The door is still open if the administration does not tie the award of contracts to political disclosure, the main objection of critics, Scott Amey, general counsel for the Project on Government Oversight, said Monday. The administration instead should require anyone who receives federal money, including grant recipients, to disclose their political contribution information after award, Amey said.

“Certainly, the disclosure of this information shouldn’t be so tightly constrained [to government contractors],” Amey said in a recent blog post. “With nearly $550 billion spent each year on grants, I would love to see the [executive order] include disclosure by all entities receiving federal funds.”

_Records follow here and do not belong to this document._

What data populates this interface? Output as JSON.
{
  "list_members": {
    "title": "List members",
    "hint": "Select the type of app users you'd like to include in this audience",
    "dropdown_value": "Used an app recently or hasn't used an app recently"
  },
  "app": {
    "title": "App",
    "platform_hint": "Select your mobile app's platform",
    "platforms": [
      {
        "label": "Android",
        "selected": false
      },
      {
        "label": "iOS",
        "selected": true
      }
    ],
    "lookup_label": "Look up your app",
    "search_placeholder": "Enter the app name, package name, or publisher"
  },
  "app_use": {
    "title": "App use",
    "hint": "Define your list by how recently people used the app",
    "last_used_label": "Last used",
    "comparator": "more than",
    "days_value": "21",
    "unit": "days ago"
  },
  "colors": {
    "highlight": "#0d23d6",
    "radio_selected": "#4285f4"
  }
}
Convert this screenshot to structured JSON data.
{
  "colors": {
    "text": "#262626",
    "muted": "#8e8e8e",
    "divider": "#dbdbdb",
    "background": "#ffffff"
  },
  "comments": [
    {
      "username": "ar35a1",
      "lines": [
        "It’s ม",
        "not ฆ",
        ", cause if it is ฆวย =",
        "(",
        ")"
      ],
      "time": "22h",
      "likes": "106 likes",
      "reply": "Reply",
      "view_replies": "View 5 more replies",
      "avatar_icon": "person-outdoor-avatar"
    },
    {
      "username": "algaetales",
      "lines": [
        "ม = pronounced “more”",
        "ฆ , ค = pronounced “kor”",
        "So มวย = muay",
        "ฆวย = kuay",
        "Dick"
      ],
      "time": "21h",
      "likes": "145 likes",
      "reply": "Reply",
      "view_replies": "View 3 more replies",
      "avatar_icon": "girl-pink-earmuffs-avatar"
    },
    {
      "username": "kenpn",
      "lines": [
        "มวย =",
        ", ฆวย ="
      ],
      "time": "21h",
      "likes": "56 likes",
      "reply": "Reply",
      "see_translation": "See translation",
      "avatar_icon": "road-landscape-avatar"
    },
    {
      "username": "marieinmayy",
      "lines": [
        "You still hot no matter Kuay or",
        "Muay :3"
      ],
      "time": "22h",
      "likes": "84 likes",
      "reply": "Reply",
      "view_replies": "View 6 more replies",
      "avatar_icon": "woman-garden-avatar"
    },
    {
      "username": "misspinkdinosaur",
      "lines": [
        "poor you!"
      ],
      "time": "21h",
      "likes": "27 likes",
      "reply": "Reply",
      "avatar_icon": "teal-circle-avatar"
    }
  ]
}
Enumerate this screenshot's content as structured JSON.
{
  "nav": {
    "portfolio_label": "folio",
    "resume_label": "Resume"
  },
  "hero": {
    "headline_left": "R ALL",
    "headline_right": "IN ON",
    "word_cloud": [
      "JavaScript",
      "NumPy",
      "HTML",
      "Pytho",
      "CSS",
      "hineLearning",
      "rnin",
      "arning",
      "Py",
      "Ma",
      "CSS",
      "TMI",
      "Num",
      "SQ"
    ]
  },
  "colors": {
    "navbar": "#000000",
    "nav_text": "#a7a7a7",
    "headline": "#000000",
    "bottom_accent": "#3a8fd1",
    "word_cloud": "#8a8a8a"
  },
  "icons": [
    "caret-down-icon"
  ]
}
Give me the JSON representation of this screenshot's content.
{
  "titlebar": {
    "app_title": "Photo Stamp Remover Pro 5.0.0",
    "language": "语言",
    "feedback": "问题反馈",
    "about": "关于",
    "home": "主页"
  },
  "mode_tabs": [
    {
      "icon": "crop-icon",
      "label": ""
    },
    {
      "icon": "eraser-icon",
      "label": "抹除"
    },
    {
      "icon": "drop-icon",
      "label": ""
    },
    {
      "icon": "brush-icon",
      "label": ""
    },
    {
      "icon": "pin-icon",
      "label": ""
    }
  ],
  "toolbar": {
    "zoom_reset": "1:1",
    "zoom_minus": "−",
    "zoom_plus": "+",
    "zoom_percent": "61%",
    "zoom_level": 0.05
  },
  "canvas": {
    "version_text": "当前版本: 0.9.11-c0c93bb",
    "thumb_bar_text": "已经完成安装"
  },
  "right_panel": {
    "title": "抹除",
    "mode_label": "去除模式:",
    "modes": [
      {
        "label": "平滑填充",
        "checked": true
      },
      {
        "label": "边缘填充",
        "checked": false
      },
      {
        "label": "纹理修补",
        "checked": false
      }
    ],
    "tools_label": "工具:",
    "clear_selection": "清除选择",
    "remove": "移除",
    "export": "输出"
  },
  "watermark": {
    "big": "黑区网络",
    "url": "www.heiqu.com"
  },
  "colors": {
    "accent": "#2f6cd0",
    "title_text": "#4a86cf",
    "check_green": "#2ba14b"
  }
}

Critics calls the order, a draft of which was leaked around this time last year, an attempt to override the Supreme Court’s 2010 decision in Citizens United v. Federal Election Commission. That decision protected corporate donations to political, third-party organizations and drove millions of dollars into the 2010 elections.

Republicans moved quickly to stop any potential executive order with language in this year’s defense authorization bill and an omnibus appropriations bill. Civilian agencies are now prohibited from asking contractors to disclose contributions before an award. Defense agencies cannot ask for that information before or after an award.

The legislation still leaves room for the President to order contractors at civilian agencies to disclose their political contributions after the award of a contract. Groups like Public Citizen and lawmakers supportive of disclosure asked the President to issue a revised order around the time of his State of the Union speech this year, which unofficially marked the beginning of Obama’s campaign season, said Craig Holman, a lobbyist for Public Citizen.

“The door was wide open,” Holman said in an interview Monday. “The fact that the President didn’t go ahead with it at the State of the Union means that it’s just too little too late at this point.”

Rep. Anna Eshoo, D-Calif., disagreed: ”Any time is the right time for the President to sign an executive order to bring disclosure and transparency to those who do business with the federal government,” Eshoo said through a spokesman.

In the meantime, Democrats in the House and Senate have introduced legislation that would require all corporations to disclose their political contributions greater than $10,0000. The Democrat-controlled Senate is working on a floor vote in the next few weeks, Holman said. Even without any Republican support, Holman said the vote on the bill will send the message that transparency is a priority for the administration, Holman said.

“It will force everyone to say yes or no when it comes to transparency of money and politics,” he said.